1 Daarna kwamen Mozes en Aäron tot Farao en zeiden tot hem: Zo zegt de Here, de God van Israël: laat mijn volk gaan om te mijner ere in de woestijn een feest te vieren.
2 Maar Farao zeide: Wie is de Here, naar wie ik zou moeten luisteren om Israël te laten gaan? Ik ken de Here niet, en ik zal Israël ook niet laten gaan.
3 Toen zeiden zij: De God der Hebreeën heeft ons ontmoet; laat ons toch drie dagreizen ver de woestijn intrekken, om aan de Here, onze God, te offeren, anders zou Hij ons treffen met de pest of met het zwaard.
4 Maar de koning van Egypte zeide tot hen: Waarom tracht gij, Mozes en Aäron, het volk van zijn werk af te houden! Vooruit, aan uw dwangarbeid!
5 Ook zeide Farao: Zie, het volk des lands is reeds zo talrijk en gij wilt hen met hun dwangarbeid doen ophouden!
6 Farao beval op die dag de drijvers en opzichters van het volk:
7 Gij moogt het volk geen stro meer geven om tichelstenen te maken, zoals gisteren en eergisteren; zij moeten nu zelf stro gaan verzamelen,
8 maar toch zult gij hun de vastgestelde hoeveelheid tichelstenen, die zij gisteren en eergisteren moesten maken, opleggen zonder er iets van af te doen; want zij zijn lui, daarom roepen zij: laat ons aan onze God gaan offeren.
9 Het werk dezer mannen moet worden verzwaard, zodat zij daarmee bezig zijn en geen aandacht schenken aan leugentaal.
10 Toen gingen de drijvers en opzichters van het volk heen en zeiden tot het volk: Zo zegt Farao: ik geef u geen stro.
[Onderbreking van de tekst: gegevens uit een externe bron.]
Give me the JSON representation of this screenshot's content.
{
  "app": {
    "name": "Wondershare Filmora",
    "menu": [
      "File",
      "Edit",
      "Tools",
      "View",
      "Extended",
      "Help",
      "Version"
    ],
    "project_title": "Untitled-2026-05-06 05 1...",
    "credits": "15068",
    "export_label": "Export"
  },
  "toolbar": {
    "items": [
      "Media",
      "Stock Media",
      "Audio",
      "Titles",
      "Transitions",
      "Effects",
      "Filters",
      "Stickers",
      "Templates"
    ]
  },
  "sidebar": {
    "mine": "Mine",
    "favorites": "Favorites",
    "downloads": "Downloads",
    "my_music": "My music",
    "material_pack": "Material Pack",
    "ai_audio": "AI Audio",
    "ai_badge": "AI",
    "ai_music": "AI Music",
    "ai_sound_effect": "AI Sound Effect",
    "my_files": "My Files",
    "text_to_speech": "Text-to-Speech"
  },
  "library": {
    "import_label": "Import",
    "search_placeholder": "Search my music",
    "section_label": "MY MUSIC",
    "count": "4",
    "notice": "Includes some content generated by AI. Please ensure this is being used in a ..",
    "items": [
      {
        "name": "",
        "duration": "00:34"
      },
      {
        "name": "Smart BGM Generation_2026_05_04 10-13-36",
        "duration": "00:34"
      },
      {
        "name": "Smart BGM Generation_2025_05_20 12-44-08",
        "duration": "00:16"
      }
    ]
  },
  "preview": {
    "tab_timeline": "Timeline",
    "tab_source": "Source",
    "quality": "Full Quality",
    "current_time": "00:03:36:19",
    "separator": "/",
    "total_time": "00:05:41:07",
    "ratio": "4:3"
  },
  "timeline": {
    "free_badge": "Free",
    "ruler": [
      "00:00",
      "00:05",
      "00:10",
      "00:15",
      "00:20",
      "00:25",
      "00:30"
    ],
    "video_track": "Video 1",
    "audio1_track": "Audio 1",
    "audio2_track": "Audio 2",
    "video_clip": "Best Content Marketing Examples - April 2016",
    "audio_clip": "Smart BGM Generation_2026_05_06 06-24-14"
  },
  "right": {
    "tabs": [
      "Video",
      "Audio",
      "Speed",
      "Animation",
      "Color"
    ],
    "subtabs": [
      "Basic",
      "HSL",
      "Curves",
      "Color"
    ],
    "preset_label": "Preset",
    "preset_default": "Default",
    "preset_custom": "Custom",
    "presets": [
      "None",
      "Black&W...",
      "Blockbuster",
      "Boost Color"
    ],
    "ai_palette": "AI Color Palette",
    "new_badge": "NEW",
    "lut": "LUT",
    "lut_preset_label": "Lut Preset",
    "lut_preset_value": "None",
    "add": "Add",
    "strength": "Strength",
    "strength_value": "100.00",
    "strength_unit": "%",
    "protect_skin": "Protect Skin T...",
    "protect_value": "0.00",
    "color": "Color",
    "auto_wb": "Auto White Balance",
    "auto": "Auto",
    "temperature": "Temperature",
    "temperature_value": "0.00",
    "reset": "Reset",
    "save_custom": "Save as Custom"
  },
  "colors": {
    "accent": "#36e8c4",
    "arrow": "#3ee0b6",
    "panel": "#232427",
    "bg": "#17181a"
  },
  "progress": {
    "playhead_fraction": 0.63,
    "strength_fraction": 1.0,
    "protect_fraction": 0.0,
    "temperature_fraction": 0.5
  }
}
11 Gaat er zelf op uit en haalt stro, waar gij het vindt, maar van uw taak gaat niets af.
12 Toen verspreidde zich het volk over het gehele land Egypte om stoppels te verzamelen voor het stro.
13 En de drijvers drongen aan met de woorden: Maakt uw werk af, de bepaalde dagtaak voor elke dag, evengoed als toen er stro was.
14 En de Israëlitische opzichters, aan wie de drijvers van Farao die taak hadden opgelegd, werden geslagen, terwijl hun werd toegevoegd: Waarom hebt gij het vastgestelde getal tichelstenen niet klaar, zoals gisteren en eergisteren, vandaag evengoed als gisteren?
15 Daarop kwamen de Israëlitische opzichters tot Farao en riepen tot hem: Waarom doet gij zó met uw knechten?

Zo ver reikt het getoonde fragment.